Mas na inserção dos momentos temporais numa motivação de fluxo, vendo-nos a nós de fora na margem da vida ou a fluir com eles, poderemos nós compreender que também estamos imersos num fluxo que a cada instante esgota momentos que não retornam? Que inexoravelmente agora é para sempre e nunca mais volta? Poderemos nós perceber não apenas não estarmos no tempo, mas sermos o tempo desse a priori? Poderemos nós perceber que não há substituição nenhuma? Pela velocidade a que os agoras tombam, esse presente parece eterno, inaparente na sua mobilidade. E essa aparente imobilidade dá a mesma consistência de ser à totalidade do mundo que serve de plano de fundo a toda a mobilidade, mas que no fundo é vista como excepção à regra.

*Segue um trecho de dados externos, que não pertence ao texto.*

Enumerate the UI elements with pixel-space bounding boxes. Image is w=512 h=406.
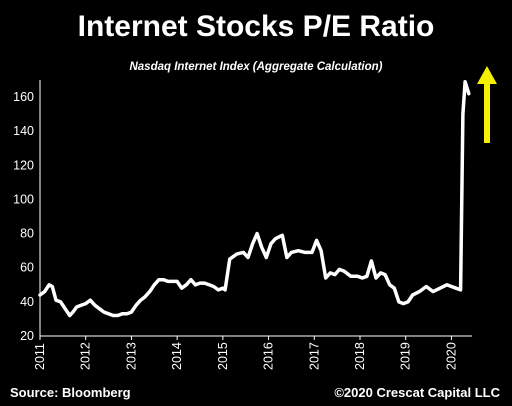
x-tick-label: 2019	[399, 342, 413, 370]
y-tick-label: 120	[13, 158, 34, 172]
y-tick-labels: 20 40 60 80 100 120 140 160	[13, 90, 34, 343]
y-tick-label: 140	[13, 124, 34, 138]
chart-subtitle: Nasdaq Internet Index (Aggregate Calcula…	[129, 61, 383, 73]
y-tick-label: 40	[20, 295, 34, 309]
chart-title: Internet Stocks P/E Ratio	[77, 10, 435, 43]
x-tick-label: 2016	[262, 342, 276, 370]
copyright-note: ©2020 Crescat Capital LLC	[334, 385, 500, 400]
x-tick-label: 2014	[170, 342, 184, 370]
arrow-head	[477, 66, 497, 84]
y-tick-label: 160	[13, 90, 34, 104]
x-tick-label: 2017	[307, 342, 321, 370]
x-tick-label: 2020	[444, 342, 458, 370]
x-tick-label: 2013	[124, 342, 138, 370]
y-tick-label: 100	[13, 192, 34, 206]
x-tick-label: 2012	[79, 342, 93, 370]
x-tick-label: 2015	[216, 342, 230, 370]
source-note: Source: Bloomberg	[10, 385, 131, 400]
x-tick-label: 2011	[33, 343, 47, 370]
x-tick-label: 2018	[353, 342, 367, 370]
y-tick-label: 20	[20, 329, 34, 343]
y-tick-label: 60	[20, 261, 34, 275]
pe-ratio-line	[38, 79, 471, 318]
up-arrow-annotation	[477, 66, 497, 143]
x-tick-labels: 2011 2012 2013 2014 2015 2016 2017 2018 2019 2020	[33, 336, 458, 370]
y-tick-label: 80	[20, 227, 34, 241]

A verdade é que os conteúdos temporais e a fortiori tudo quanto é, perspectivado à luz do a priori fundamental da morte pessoal, estão em fuga. O agora de há pouco é irrecuperável, não porque não haja a capacidade cognitiva de recuperar o seu conteúdo e mesmo recuperá-lo de uma forma mais viva do que quando fora vivido em precepção. Ele é irrecuperável porque se sabe apodicticamente que não regressa. E este saber é um saber a priori formal e universal válido para todo e qualquer conteúdo, para todo e qualquer agora.
d) Tempo de resistência
A análise de Scheler centra-se como vimos nos momentos de dobra temporal, naqueles momentos em que o acontecimento é ainda de expectativa, mas cuja permanência em expectativa está numa tensão para o vazio, insiste na resistência da espera. Essa resistência não conta com a constituição do que existe para lá da dobra, com a possibilidade do instante seguinte chegar ou não; mesmo que se sobreviva a diversas situações de resistência. A qualidade deste instante corresponde à autenticação do seu sentido. A resistência é o sentido fundamental de uma existência e modo de ser que a cada instante pode sucumbir à possibilidade absoluta e simplesmente anuladora de toda e qualquer forma de comportamento relativamente ao que quer que seja. Os fenómenos de morte e arrependimento constituem assim a base ôntica para a abertura à dimensão da pessoa no humano, embora fique por saber se é esse o horizonte de sentido em que eles podem ser interrogados verdadeiramente. Mas esse problema cai fora do âmbito deste artigo.
A tese de Scheler sobre a morte conduz à ideia da totalidade fechada que serve como plano de fundo a toda a forma de acesso pessoal, que transforma os fenómenos em casos e acasos pessoais. O plano de fundo à vida no seu todo, em que decorre a existência e o ser pessoal, tem o sentido, como vimos, o facto do encaminhamento da vida como ser a morrer. Assim, todo e qualquer momento não é apenas uma sequência de agoras englobados por durações mais e mais extensas, mas antes é um momento de tempo que atravessamos para nunca mais. Quando se fala em atravessar momentos de tempo evoca-se o carácter de fuga e não repetibilidade do tempo em curso. Cada momento é, então, um momento que força à crise, que nos pode notificar do fechamento da dimensão pessoal na dimensão pessoal da finitude. Cada momento oferece resistência à opacidade absoluta em que mergulha a possibilidade simples de daqui a nada tudo deixar de ser, de tudo deixar de ser, assim, sem mais nem menos.